The law will take effect when its fiscal effect is included in an approved budget and financial plan or 365 days after the Mayor signed it, whichever is later.

New Jersey Impairment Guidance

The New Jersey Cannabis Regulatory Commission recently released interim guidance intended to aid employers in complying with a state law that prohibits adverse action against an employee solely because of the presence of cannabinoid metabolites in an employee's bodily fluid.

The guidance states that although the presence of cannabinoid metabolites in an employee's bodily fluid is insufficient by itself to allow an employer to take adverse action against an employee, the presence of such metabolites combined with physical signs or other evidence of impairment during work hours may suffice. Furthermore, employers may require an employee to undergo a drug test upon reasonable suspicion of an employee's use of or impairment from cannabis on the job, as part of a random drug testing program or following a workplace accident.

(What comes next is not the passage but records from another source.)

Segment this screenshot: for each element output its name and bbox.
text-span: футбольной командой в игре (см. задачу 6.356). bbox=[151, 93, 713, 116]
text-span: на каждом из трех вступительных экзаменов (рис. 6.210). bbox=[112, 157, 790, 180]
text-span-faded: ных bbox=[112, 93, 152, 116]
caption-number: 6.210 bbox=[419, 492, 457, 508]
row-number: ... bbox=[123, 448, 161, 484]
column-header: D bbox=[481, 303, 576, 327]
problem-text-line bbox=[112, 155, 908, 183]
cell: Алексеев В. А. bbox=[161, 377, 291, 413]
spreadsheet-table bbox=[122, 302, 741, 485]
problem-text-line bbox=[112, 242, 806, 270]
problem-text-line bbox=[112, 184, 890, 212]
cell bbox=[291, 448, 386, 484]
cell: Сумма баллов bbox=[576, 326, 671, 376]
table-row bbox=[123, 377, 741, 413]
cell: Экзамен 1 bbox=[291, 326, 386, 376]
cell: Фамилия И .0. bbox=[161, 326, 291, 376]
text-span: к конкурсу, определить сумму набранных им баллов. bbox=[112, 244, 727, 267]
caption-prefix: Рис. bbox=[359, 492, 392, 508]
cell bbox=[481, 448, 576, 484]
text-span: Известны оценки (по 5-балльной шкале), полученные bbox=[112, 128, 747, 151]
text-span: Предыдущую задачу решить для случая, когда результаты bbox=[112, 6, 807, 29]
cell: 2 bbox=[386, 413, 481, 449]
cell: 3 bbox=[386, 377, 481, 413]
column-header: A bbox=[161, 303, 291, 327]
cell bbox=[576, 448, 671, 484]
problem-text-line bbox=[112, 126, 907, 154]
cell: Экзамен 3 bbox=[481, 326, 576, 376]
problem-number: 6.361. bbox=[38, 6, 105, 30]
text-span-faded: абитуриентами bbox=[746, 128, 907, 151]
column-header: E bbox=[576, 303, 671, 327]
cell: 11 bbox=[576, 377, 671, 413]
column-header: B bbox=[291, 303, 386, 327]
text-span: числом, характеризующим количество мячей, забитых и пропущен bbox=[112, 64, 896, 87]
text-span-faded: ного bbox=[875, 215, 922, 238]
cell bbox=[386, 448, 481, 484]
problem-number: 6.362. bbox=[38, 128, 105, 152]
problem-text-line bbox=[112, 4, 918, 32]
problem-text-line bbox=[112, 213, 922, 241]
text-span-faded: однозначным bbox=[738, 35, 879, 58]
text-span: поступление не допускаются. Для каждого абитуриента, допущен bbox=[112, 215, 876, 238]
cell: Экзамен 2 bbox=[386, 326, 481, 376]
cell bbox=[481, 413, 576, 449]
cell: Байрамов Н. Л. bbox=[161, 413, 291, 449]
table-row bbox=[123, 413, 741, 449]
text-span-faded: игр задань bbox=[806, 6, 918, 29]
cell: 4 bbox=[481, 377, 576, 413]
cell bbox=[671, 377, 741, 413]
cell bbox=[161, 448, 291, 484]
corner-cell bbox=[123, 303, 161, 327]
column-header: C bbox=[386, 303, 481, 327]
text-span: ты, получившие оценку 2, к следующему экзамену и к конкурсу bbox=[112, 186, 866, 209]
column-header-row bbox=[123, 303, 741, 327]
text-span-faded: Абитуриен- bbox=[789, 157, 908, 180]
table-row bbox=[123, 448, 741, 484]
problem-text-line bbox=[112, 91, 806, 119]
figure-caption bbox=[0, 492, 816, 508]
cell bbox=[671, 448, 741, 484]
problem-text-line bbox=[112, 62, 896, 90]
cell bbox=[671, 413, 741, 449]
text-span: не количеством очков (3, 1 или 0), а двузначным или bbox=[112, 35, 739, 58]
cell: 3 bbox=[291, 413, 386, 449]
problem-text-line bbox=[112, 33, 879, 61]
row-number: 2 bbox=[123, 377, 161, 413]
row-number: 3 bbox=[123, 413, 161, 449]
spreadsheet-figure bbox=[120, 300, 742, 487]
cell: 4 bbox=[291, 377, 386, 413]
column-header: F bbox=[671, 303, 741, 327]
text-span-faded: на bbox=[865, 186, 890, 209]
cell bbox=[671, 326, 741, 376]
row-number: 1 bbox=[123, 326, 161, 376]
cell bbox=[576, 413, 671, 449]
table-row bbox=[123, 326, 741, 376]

The guidance is intended to provide clarity to employers in implementing their drug-free workplace and drug testing programs until the Commission develops permanent standards for a Workplace Impairment Recognition Expert (WIRE) certification program.

Nevada Supreme Court Weighs In

In a decision cutting in the opposite direction, the Nevada Supreme Court recently held in Ceballos v. NP Palace, LLC, that recreational marijuana use did not qualify as a lawful off-duty activity entitled to employment protections under state law, despite the fact that such use has been decriminalized in Nevada since 2017.

Reasoning that marijuana is still an illegal substance under federal law, the court held that a discharged casino worker who tested positive for marijuana following a slip and fall on the job could not bring a lawsuit under a state statute prohibiting the discharge of an employee for lawful use of "any product outside the premises of the employer during the employee's nonworking hours." While recognizing the tension between the state and federal treatment of marijuana, the court ultimately held that "lawful" under the statute means lawful under both state and federal law and ruled in favor of the employer.